The announcement of an Old Master painting (above) unleashed a veritable bidding frenzy on all channels. Measuring a mere 10 inches in diameter, the enchanting, circular, 17th century work of finest Flemish rustic genre painting inspired such enthusiasm that its new owner could only claim his prize after a seemingly never-ending barrage of bids. Depicting a young farmer’s wife in traditional Flemish dress, holding a cauldron full of embers and set against a genre village scene of a farmhouse, the painting ultimately changed hands for €57,500 ($64,720), eclipsing its estimate of €1,500. A graceful, voluptuous, 17th century Venus of “pudica” type, crowned with a striking diadem and holding myrtle blossoms in her hand, also succeeded in captivating the audience and achieved a gratifying result. Standing 46 centimeters tall and fashioned in the finest Italian Renaissance style, the bronze sculpture was valued at €12,000 but went on to fetch €15,000 ($16,887).
During the 19th century, the Viennese gold and silver smith Hermann Ratzendorfer gained the highest renown for his peerless neo-Renaissance works by combining the most superb materials with exquisite craftsmanship. Winning medals at the World Expositions in Vienna and Paris, his unparalleled handcrafted objects are sure to delight, especially by virtue of their superlative enameling. One of his showpieces is a magnificent fan-shaped ornamental plate, resplendent in partially gilt silver, featuring grotesque figures in colored enamel, their flat perforations filled with lavishly engraved rock crystal. The exceptionally impressive artwork now graces a new collection for €31,250 ($35,181).

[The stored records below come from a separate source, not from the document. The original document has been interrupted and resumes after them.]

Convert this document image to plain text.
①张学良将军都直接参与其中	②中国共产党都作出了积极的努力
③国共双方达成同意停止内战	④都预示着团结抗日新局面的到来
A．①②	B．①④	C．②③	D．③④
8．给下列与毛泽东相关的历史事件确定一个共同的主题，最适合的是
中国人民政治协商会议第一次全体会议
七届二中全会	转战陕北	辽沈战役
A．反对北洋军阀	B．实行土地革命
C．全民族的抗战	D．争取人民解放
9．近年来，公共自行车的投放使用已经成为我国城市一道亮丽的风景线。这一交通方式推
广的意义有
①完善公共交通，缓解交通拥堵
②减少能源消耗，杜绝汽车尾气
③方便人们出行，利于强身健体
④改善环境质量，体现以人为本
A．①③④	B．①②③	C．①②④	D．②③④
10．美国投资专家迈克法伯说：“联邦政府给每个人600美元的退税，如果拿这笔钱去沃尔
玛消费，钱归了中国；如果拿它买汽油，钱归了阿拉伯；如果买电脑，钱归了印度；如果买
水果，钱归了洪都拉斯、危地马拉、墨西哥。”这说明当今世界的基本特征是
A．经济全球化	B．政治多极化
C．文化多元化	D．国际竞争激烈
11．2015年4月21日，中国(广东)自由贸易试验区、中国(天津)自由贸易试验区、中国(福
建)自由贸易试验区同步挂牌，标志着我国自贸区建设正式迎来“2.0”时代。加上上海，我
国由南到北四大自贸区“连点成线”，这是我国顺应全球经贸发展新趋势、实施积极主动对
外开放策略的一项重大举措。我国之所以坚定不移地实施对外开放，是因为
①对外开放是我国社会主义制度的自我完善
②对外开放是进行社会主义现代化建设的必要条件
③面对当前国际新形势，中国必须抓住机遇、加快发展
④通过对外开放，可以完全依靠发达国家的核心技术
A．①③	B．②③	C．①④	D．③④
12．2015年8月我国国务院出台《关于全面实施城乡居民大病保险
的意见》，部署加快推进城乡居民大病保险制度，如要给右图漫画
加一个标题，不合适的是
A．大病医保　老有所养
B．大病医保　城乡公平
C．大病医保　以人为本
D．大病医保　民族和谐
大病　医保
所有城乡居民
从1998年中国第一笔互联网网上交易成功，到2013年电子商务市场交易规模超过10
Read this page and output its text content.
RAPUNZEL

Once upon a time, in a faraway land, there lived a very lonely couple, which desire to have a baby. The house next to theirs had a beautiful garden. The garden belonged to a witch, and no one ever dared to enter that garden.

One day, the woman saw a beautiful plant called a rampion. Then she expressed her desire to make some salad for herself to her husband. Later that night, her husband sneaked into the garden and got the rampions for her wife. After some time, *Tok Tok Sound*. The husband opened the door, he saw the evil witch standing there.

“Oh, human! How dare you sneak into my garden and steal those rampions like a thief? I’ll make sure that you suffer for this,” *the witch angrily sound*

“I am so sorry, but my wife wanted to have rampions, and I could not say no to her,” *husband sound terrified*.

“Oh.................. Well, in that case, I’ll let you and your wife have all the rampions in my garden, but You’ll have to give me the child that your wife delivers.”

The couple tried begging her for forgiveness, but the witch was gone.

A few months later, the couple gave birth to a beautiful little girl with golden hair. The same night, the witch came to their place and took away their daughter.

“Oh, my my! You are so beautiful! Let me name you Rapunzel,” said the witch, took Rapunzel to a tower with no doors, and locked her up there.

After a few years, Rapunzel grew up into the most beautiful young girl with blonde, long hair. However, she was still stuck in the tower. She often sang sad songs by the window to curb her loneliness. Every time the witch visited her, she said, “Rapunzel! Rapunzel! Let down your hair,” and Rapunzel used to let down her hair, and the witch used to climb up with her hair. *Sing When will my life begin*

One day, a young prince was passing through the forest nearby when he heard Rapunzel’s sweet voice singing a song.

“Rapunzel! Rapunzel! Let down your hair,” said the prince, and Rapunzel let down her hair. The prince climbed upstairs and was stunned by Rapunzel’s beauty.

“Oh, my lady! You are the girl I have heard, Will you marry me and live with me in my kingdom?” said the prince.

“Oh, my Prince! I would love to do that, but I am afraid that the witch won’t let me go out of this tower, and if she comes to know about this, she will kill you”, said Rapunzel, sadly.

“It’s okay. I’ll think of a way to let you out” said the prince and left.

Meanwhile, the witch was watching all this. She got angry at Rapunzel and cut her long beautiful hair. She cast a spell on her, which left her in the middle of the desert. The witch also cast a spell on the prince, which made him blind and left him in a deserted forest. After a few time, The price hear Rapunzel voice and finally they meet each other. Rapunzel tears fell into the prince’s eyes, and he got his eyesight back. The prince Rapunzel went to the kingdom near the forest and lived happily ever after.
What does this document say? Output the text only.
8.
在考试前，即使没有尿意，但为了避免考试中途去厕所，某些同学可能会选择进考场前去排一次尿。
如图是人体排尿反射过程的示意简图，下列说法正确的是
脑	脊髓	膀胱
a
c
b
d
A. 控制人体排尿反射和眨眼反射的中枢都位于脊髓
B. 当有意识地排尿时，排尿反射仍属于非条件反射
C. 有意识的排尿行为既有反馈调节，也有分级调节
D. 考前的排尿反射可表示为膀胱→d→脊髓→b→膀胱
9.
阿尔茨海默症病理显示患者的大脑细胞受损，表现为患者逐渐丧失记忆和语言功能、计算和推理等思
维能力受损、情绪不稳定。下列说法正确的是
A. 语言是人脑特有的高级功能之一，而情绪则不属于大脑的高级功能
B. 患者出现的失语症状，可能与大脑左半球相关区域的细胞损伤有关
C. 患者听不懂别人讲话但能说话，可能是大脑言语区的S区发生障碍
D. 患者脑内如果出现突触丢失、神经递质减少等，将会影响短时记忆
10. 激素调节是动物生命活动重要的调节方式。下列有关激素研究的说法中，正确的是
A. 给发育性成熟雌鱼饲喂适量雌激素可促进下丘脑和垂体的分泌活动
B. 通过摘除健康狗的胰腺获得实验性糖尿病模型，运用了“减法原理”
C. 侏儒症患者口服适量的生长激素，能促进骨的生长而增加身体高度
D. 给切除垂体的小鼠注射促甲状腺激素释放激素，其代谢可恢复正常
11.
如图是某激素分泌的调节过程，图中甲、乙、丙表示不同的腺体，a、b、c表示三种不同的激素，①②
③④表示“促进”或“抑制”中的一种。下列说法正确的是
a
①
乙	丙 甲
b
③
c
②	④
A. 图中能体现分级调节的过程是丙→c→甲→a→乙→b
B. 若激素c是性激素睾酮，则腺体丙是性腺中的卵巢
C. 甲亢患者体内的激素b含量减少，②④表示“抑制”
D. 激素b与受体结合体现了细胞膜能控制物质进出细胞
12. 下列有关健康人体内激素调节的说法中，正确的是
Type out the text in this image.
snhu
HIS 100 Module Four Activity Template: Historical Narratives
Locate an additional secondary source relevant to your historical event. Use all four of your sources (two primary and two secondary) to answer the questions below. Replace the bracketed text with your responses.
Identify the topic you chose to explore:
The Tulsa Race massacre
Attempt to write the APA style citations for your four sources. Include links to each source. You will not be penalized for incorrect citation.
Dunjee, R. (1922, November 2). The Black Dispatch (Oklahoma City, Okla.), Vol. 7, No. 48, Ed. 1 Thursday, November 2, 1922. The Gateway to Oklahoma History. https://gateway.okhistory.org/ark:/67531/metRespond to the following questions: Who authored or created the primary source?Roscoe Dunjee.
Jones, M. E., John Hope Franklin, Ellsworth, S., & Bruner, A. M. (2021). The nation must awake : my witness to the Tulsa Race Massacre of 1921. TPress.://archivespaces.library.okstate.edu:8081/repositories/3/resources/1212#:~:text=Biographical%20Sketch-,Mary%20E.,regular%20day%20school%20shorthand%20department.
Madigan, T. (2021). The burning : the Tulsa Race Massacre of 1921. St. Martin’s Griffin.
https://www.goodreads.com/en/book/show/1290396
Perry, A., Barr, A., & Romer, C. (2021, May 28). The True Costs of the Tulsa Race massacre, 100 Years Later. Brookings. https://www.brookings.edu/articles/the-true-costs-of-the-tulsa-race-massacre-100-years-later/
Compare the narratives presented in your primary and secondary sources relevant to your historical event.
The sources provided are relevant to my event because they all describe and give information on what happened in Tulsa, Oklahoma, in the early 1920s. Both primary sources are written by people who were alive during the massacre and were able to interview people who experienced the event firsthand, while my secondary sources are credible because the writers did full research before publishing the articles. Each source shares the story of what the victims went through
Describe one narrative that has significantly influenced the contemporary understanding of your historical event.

Next up, no less fabulous and dating from the same period, was an opulent chess set. The extraordinarily splendid execution of the unusually large figures in partially gilt silver, standing up to 22 centimeters tall, their naturalistic features carved in ivory, suggests that this exceptionally distinguished version of the “game of kings” was originally owned by a prominent household. The pleasing hammer price of €52,500 ($59,091), far surpassing the reserve of €40,000 euros, would indicate that this is unlikely to change anytime soon.
Moving on to a different culture during the same era, lot number 556 announced an almost identical pair of Chinese bat vases. Dating from the Kuang Hsu period (1875–1908) and abundantly painted with auspicious bats in different colors, the large, bellied vases, tapering up toward the neck, did not escape buyers’ notice. Bidding soon outstripped the guide price of €2,000 and the sale was completed for the impressive sum of €30,000 ($33,766).
European porcelain from the Meissen Manufactory is widely acclaimed around the world. Therefore, collectors welcomed the opportunity to purchase the group of 23 Japanese figurines from the “Foreign Nations” series in one lot. Some seated, some standing, all naturalistically portrayed, painted in color and with occasional gilded details, the group presents a vivid study of Japanese culture designed by Friedrich Elias Meyer, court sculptor in Weimar and modeler in Meissen as of 1748. Bids from €25,000 had been invited for the formidable ensemble, which closed at a respectable €32,500 ($36,578). A breathtaking, French Lalique vase in smoked glass, clearly classified as Art Déco, provided the final flourish in the wide range of eras and materials. Made in 1928, signed and in absolutely immaculate condition, having attracted a good deal of interest among dedicated Lalique collectors during the run-up to the auction, the “Phentièvre” model raced past its estimate of €6,000 before the hammer fell at €8,500 ($9,567).